Umgekehrt verkörpert Berlusconi für die Anhänger der Cinque Stelle genau den Politikertypus, den es zu bekämpfen gelte: Rechtskräftig Verurteile haben laut Statut der Bewegung nichts in der Politik verloren. Eine Loslösung der Lega von der Forza Italia war auch nicht in Sicht, da die Parteien auch in einigen Regionalparlamenten eng zusammenarbeiten.

Stille Unterstützung

Niemand glaubte ernsthaft daran, dass Berlusconi sich freiwillig in die zweite Reihe zurückziehen könnte. Der Parteichef der Forza Italia hatte das Zepter in der Hand, auch wenn er zu der Wahl vor zwei Monaten wegen einer Verurteilung wegen Steuerhinterziehung nicht hatte kandidieren dürfen. Nun hat er es aber doch überraschend aus der Hand gegeben und erklärt, die Forza Italia würde eine Regierung zwischen den Fünf Sternen und der Lega stillschweigend unterstützen. Sollte es zur Vertrauensfrage im Parlament kommen, würden die Abgeordneten den Saal verlassen, sich also praktisch enthalten.

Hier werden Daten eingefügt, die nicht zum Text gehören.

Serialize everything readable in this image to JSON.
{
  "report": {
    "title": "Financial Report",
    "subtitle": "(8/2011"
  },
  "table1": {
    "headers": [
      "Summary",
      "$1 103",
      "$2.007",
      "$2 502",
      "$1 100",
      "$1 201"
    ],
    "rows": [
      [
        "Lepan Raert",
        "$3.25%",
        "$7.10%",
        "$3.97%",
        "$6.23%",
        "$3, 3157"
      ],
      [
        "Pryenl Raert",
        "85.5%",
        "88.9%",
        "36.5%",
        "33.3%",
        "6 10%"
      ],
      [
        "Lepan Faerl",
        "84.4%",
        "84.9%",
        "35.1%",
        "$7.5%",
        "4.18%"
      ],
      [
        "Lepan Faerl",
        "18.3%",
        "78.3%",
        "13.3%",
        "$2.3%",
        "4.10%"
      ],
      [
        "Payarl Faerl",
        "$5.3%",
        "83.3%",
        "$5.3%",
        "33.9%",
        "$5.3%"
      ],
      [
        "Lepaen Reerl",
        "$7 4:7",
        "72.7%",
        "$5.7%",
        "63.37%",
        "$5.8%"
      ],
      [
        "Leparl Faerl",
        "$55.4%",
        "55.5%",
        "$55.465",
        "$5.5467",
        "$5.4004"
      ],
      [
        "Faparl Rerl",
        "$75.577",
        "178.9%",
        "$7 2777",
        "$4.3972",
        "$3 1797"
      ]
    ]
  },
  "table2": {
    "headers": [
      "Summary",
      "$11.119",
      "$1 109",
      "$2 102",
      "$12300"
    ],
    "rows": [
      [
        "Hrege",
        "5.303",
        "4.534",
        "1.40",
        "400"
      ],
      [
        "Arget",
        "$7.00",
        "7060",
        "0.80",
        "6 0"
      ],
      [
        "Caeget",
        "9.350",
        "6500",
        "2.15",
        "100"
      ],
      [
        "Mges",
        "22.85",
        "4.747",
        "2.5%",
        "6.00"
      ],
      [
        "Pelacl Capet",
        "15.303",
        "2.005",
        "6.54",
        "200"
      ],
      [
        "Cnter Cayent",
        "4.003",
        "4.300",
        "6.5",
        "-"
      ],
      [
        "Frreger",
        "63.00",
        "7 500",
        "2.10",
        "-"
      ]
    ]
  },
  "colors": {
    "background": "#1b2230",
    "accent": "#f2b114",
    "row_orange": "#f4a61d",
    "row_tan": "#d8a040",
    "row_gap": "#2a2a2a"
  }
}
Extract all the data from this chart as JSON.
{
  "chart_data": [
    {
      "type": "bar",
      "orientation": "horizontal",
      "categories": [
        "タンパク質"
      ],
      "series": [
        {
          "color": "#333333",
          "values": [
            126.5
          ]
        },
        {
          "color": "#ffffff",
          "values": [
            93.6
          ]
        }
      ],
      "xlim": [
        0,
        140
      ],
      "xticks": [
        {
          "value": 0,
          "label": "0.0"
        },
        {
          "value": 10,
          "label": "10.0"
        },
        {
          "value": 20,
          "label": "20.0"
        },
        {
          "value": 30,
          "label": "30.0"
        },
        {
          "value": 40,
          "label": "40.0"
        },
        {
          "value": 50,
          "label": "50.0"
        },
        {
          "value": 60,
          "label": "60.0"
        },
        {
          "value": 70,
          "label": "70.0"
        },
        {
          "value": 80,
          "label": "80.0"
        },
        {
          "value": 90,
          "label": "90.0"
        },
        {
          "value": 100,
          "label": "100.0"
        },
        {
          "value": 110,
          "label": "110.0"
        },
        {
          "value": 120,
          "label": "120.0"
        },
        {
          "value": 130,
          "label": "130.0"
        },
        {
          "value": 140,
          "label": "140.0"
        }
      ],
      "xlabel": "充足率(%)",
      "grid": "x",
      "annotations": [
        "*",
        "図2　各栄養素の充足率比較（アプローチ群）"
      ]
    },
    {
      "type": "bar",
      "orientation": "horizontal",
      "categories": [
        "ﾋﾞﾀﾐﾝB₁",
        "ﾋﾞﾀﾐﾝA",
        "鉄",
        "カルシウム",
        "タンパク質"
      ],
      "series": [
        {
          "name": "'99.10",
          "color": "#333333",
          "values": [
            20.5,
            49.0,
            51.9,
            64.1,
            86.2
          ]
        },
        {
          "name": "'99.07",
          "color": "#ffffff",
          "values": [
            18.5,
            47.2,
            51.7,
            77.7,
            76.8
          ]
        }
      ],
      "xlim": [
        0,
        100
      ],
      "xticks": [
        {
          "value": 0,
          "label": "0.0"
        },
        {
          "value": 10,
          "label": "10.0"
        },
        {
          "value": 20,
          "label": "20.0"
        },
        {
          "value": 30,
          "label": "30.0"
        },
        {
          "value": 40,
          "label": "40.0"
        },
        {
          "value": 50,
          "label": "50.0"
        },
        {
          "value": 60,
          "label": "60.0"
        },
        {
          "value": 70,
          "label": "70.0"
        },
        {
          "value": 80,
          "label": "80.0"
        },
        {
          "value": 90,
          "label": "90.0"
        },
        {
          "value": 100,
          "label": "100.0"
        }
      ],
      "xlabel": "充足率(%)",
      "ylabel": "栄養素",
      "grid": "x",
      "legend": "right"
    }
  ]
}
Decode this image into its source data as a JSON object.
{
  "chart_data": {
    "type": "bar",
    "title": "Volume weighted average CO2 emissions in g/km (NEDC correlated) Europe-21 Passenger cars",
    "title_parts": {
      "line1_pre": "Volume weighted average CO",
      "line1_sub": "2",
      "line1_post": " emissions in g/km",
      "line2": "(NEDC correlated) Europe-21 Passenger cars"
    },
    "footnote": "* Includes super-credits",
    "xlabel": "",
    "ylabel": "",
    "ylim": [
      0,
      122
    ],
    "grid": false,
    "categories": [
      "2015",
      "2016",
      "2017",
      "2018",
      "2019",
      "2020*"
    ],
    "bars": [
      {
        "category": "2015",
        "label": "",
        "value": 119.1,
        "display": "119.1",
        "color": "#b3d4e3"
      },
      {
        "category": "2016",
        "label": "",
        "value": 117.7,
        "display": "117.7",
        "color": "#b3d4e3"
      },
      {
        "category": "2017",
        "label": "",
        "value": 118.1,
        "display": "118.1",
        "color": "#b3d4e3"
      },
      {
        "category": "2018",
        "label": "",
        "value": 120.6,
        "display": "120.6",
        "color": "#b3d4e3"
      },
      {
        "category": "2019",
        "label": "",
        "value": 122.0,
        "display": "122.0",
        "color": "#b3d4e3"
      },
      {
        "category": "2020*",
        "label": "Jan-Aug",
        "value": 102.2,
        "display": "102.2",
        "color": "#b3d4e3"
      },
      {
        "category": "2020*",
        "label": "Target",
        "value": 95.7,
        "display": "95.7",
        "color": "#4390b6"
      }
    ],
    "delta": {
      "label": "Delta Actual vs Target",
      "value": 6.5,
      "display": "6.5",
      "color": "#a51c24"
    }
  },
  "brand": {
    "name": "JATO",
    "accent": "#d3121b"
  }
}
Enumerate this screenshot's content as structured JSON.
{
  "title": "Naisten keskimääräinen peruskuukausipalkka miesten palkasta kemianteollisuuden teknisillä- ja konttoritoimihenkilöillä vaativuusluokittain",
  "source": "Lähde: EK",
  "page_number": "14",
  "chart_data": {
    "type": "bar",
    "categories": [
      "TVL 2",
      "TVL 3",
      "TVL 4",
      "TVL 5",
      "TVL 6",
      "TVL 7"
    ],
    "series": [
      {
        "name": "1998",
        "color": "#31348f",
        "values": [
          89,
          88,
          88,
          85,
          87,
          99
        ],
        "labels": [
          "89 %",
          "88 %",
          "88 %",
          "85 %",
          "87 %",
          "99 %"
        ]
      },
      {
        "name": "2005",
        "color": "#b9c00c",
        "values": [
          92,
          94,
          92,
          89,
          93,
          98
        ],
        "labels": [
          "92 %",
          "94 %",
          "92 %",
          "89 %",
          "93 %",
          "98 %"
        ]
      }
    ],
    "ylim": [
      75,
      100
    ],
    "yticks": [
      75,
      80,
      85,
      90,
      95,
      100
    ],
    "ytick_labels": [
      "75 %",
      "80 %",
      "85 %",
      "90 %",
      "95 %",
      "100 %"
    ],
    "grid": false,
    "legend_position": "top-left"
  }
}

In den kommenden Tagen müssen sich Salvini und Di Maio auf ein Programm verständigen. Erwartet wird ein Minimalwurf von vier bis fünf Punkten, wie beispielsweise ein Kompromiss in Sachen Bürgereinkommen, eine Steuersenkung für Unternehmen, eine Reform des Rentengesetzes und eine gemeinsame Linie beim Thema Immigration. Danach steht wohl der schwierigste Teil der Verhandlungen an: Die beiden müssen sich auf einen Premierminister einigen. Da weder Salvini noch Di Maio den jeweils anderen in diesem Amt sehen wollen, wird spekuliert, der Posten könnte an einen Dritten gehen.

Die Aussicht auf eine populistische Regierung lässt bei vielen in dem hoch verschuldeten Land indessen die Alarmglocken klingeln.